The Hayride has joined with the Louisiana Committee for a Conservative Majority (“LCCM”) and 10 other media entities and citizen groups to put a simple question to all 39 state senators: “Will you vote to hold a Veto Session?”
The question was put to every single senator in a series of emails issued by the members of this group, which includes the Louisiana Family Forum, the NRA and several radio shows, such as Ringside Politics and and the Moon Griffon Show.
A complete list of all the organizations participating in this poll of the senate may be found at PeopleOfLouisiana.org. http://peopleoflouisiana.org/index.html
Whether or not they will support holding a Veto Session was the only question put to the senators, versus how they might vote on individual bills if indeed a Veto Session takes place. “You do not have to state your position on any bill,” the website explains.
This is believed to be the first time such a diverse group of entities have acted in concert to question the entire senate. In this regard it is more evidence that the grass roots are waking up and pressuring the senate to indeed hold the Veto Session.
Emails from the legislative leadership to individual legislators requesting a formal and legally binding answer regarding a Veto Session were first issued on July 3rd, but answers are not due until July 15th and many legislators have not announced their position publicly. This poll appears to be an effort to obtain answers “on the record” from senators prior to the July 15th deadline.
“We want to know who is with us while there is still time to communicate to the others,” explained Chris Patron, of the Firearm Professionals of Louisiana, FPofLa.com. “We presume the House will vote for the session and we don’t want to waste energy on senators who will vote similarly. But if a senator hesitates when he or she gets this question, that tells us something,” he stated.
The votes of 20 senators are needed if a session is to be held, and it is presumed that most Democrat Senators will vote against the session, but perhaps not all. Senator Katrina Jackson, for example voted for Senator Mizell’s transgender sports bill and might also vote for a Veto Session.

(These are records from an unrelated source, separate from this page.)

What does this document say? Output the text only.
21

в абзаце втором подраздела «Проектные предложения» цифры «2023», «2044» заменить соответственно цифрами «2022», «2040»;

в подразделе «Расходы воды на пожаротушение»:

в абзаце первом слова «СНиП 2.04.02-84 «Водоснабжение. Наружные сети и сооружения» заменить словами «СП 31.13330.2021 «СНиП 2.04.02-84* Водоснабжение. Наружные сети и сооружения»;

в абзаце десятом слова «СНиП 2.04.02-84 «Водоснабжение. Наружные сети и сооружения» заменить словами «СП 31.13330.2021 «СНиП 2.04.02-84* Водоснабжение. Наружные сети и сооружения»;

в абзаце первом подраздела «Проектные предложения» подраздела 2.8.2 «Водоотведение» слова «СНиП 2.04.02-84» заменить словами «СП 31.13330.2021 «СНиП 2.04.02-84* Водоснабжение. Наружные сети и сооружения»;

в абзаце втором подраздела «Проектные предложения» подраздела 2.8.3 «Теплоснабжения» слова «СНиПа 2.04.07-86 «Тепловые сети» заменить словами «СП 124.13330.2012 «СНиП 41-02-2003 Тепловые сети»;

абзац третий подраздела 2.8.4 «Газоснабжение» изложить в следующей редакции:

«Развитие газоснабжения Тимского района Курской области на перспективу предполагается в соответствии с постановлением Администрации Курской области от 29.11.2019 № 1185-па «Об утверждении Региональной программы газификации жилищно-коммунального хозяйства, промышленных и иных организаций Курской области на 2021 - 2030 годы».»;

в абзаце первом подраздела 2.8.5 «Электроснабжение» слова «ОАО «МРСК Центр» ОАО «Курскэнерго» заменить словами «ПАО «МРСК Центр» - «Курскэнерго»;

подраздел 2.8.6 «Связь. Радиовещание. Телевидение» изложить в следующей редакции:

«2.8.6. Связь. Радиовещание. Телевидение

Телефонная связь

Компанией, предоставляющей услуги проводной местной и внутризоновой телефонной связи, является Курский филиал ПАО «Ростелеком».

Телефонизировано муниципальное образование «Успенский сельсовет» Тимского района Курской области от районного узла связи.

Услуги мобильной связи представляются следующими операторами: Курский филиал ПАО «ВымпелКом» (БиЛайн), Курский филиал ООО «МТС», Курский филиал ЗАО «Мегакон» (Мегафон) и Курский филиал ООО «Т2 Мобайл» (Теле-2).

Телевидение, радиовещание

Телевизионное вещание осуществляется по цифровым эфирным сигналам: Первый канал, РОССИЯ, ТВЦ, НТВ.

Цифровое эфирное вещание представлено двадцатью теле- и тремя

On the Republican side, there are 27 Senators but 7 are term limited and are therefore not immediately vulnerable to grass roots pressure. That makes holding all 20 who are not term limited nearly imperative if the Veto Session is to be held. We say “nearly” imperative because some term limited senators, such as Barrow Peacock, may vote for the session out of principle, as contrasted with practical political considerations.
As of this writing one thing is certain: The vote in the senate will be close, and if the proponents of a Veto Session are to prevail they will need to apply all the persuasive powers they possess.